Non-blocking collective I/O
The MPI standard defines non-blocking communication. It also defines non-blocking (independent) I/O. When it comes to collective I/O, the choices are blocking I/O or the little-developed and little-used “split collectives”.
The HDF Group pushed to add true non-blocking collective I/O to the MPI standard. MPI-3.1 finally incorporates this feature. The use cases are motivated by things the HDF5 library would like to do in a portable manner at scale:
- Modifying metadata of a dataset: Each process has a cache of metadata, so updates done collectively (thus ensuring everyone’s cache is consistent between memory and file). When evicting members from this cache, HDF5 could issue a non-blocking collective I/O request for these typically tiny elements, then go do other work.

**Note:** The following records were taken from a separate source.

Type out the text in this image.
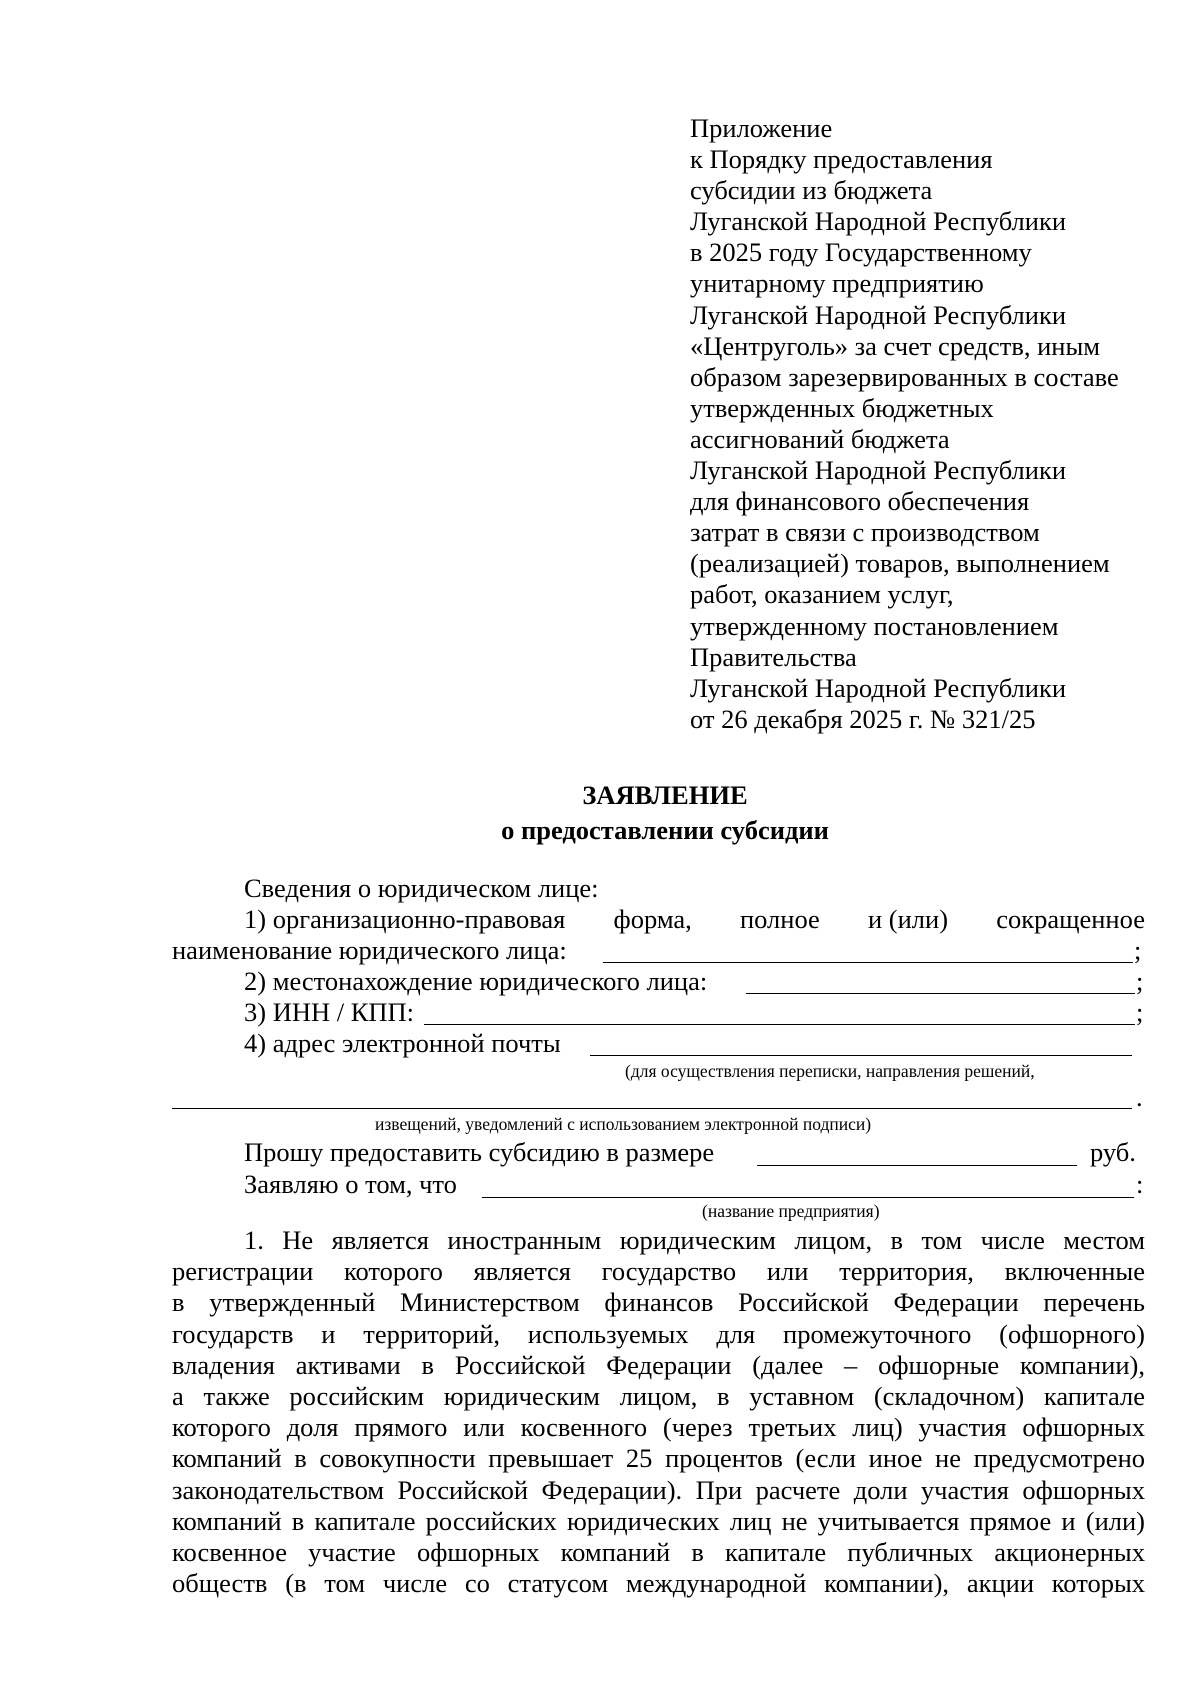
Приложение
к Порядку предоставления
субсидии из бюджета
Луганской Народной Республики
в 2025 году Государственному
унитарному предприятию
Луганской Народной Республики
«Центруголь» за счет средств, иным
образом зарезервированных в составе
утвержденных бюджетных
ассигнований бюджета
Луганской Народной Республики
для финансового обеспечения
затрат в связи с производством
(реализацией) товаров, выполнением
работ, оказанием услуг,
утвержденному постановлением
Правительства
Луганской Народной Республики
от 26 декабря 2025 г. № 321/25
ЗАЯВЛЕНИЕ
о предоставлении субсидии
Сведения о юридическом лице:
1) организационно-правовая форма, полное и (или) сокращенное
наименование юридического лица:	;
2) местонахождение юридического лица:	;
3) ИНН / КПП:	;
4) адрес электронной почты
(для осуществления переписки, направления решений,
.
извещений, уведомлений с использованием электронной подписи)
Прошу предоставить субсидию в размере	руб.
Заявляю о том, что	:
(название предприятия)
1. Не является иностранным юридическим лицом, в том числе местом
регистрации которого является государство или территория, включенные
в утвержденный Министерством финансов Российской Федерации перечень
государств и территорий, используемых для промежуточного (офшорного)
владения активами в Российской Федерации (далее – офшорные компании),
а также российским юридическим лицом, в уставном (складочном) капитале
которого доля прямого или косвенного (через третьих лиц) участия офшорных
компаний в совокупности превышает 25 процентов (если иное не предусмотрено
законодательством Российской Федерации). При расчете доли участия офшорных
компаний в капитале российских юридических лиц не учитывается прямое и (или)
косвенное участие офшорных компаний в капитале публичных акционерных
обществ (в том числе со статусом международной компании), акции которых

- Backgrounding Data operations: HDF5 knows a bit about the structure of data on disk due to its file format. It also knows a bit about the data a user will want to operate on. A sufficiently clever HDF5 library could issue non-blocking collective I/O to either read-ahead in anticipation of what a user will need, or to maintain a write-back cache.
Sangmin Seo implemented the non-blocking collective I/O routines for ROMIO. Implementers might find it interesting that he used the extended generalized requests we added to MPICH way back in 2007.
This feature is available in mpich-master and in the last few pre-releases. If you try out non-blocking collective I/O, let us know how it worked.